Federico
jogara-se do décimo terceiro andar e não encontramos o corpo. Aos berros,
Luciana me acusava de ter fumado na janela e deixado aberta de propósito. Em
defesa, argumentei que há três meses não tocava em um cigarro. Mesmo assim, fui
condenado ao inferno. Tirando o descabimento da acusação, posto que eu seria
incapaz de ato tão sórdido, aquele suicídio não deixava de ser uma bênção.
Federico e eu nos detestamos desde o primeiro instante. Mas, o misterioso sumiço do gato dela, não
foi a causa de nossa ruptura, apenas a gota d’água.
Descaso,
xingamentos e silêncios prolongados, moviam, há anos, aquele casamento. E o
medo de viver fora dele anulava qualquer possibilidade de fuga. Tudo o mais que
tivesse existido entre nós estava suplantado pela intolerância. Tanto, que nem
lembrava o último gesto de carinho. E, talvez pelo vício do desprezo mútuo,
seguimos ocupando a mesma cama. Até o fim. Enquanto eu cruzava os braços sob a
nuca e vasculhava o teto em busca de uma brecha, no travesseiro ao lado ela
ressonava. Sei que fingia. Ninguém consegue dormir à beira do caos.
Alguns
dias após o episódio do gato, dei com dois estranhos carregando um caminhão de
mudança em frente ao prédio. Reconheci a cama.
Sentindo
extremo alívio, sobretudo, por não ter sido minha a decisão, subi ao
apartamento. Andei pelos cômodos. Pareciam enormes. Na sala, além do sofá puído
e meu birô abarrotado de livros e papéis, quase nada. Linhas de poeira
guardavam o espaço vazio dos quadros, retirados das paredes. E livre das
cortinas, o retângulo da janela surgia como um cartão postal da Avenida Ceará.

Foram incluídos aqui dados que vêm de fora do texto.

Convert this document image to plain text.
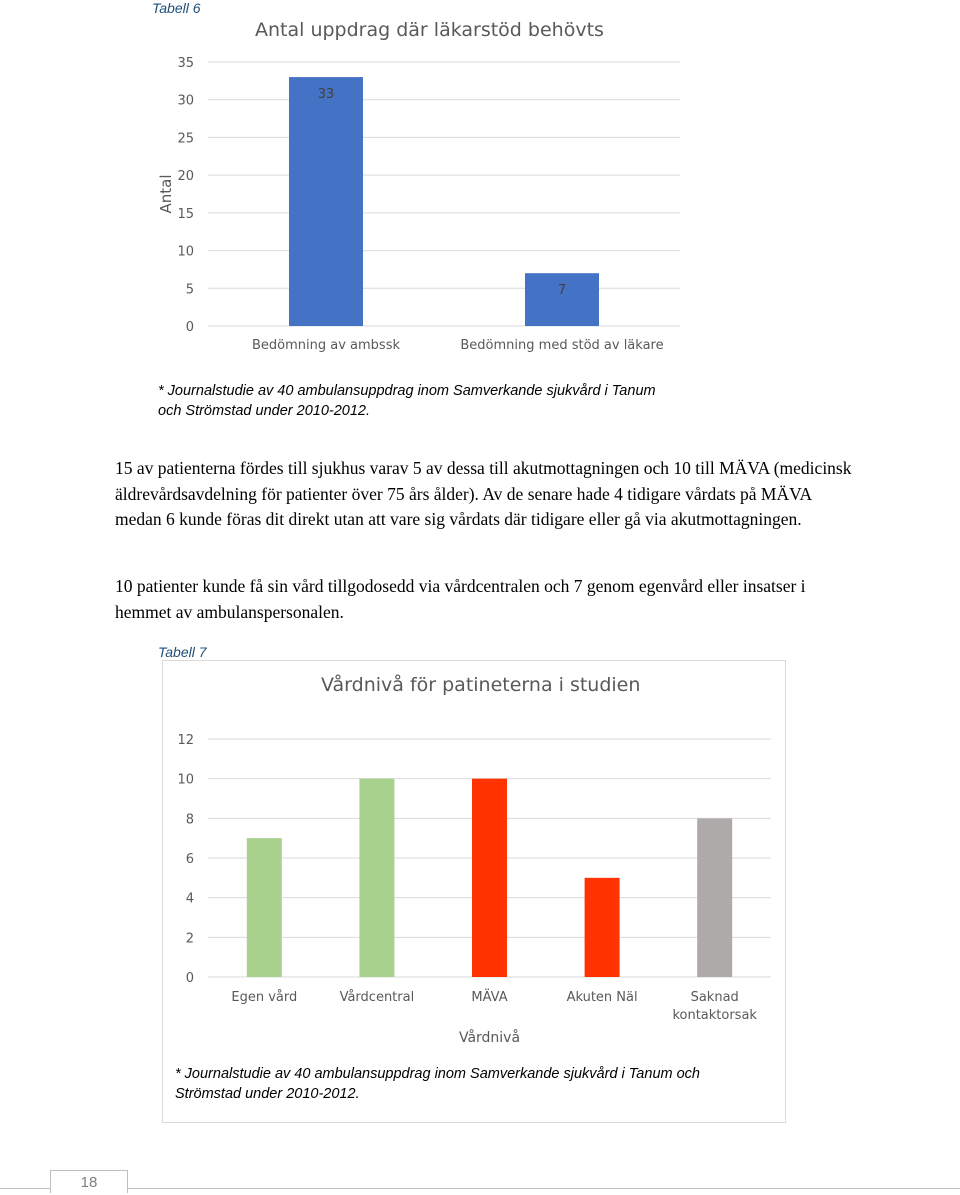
Tabell 6
Antal uppdrag där läkarstöd behövts
0
5
10
15
20
25
30
35
Antal
33
Bedömning av ambssk
7
Bedömning med stöd av läkare
* Journalstudie av 40 ambulansuppdrag inom Samverkande sjukvård i Tanum
och Strömstad under 2010-2012.

15 av patienterna fördes till sjukhus varav 5 av dessa till akutmottagningen och 10 till MÄVA (medicinsk äldrevårdsavdelning för patienter över 75 års ålder). Av de senare hade 4 tidigare vårdats på MÄVA medan 6 kunde föras dit direkt utan att vare sig vårdats där tidigare eller gå via akutmottagningen.

10 patienter kunde få sin vård tillgodosedd via vårdcentralen och 7 genom egenvård eller insatser i hemmet av ambulanspersonalen.

Tabell 7
Vårdnivå för patineterna i studien
0
2
4
6
8
10
12
Egen vård	Vårdcentral	MÄVA	Akuten Näl	Saknad
kontaktorsak
Vårdnivå
* Journalstudie av 40 ambulansuppdrag inom Samverkande sjukvård i Tanum och
Strömstad under 2010-2012.
18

A mesma por onde Federico desaparecera sem deixar rastros.
Mais
que um ponto final, Luciana concedera um salvo-conduto ao que restava de nossas
vidas. E eu a invejei pela coragem.
Quando
o porteiro cruzou o hall com a última de suas malas, ela entrou no elevador sem
se despedir. Pálida e de olhos borrados, lembrava meus esboços a carvão sobre
canson, rabiscados em horas de insônia. Nunca consegui pintar seu rosto. Quem
sabe agora, sua ausência me devolvesse o entusiasmo.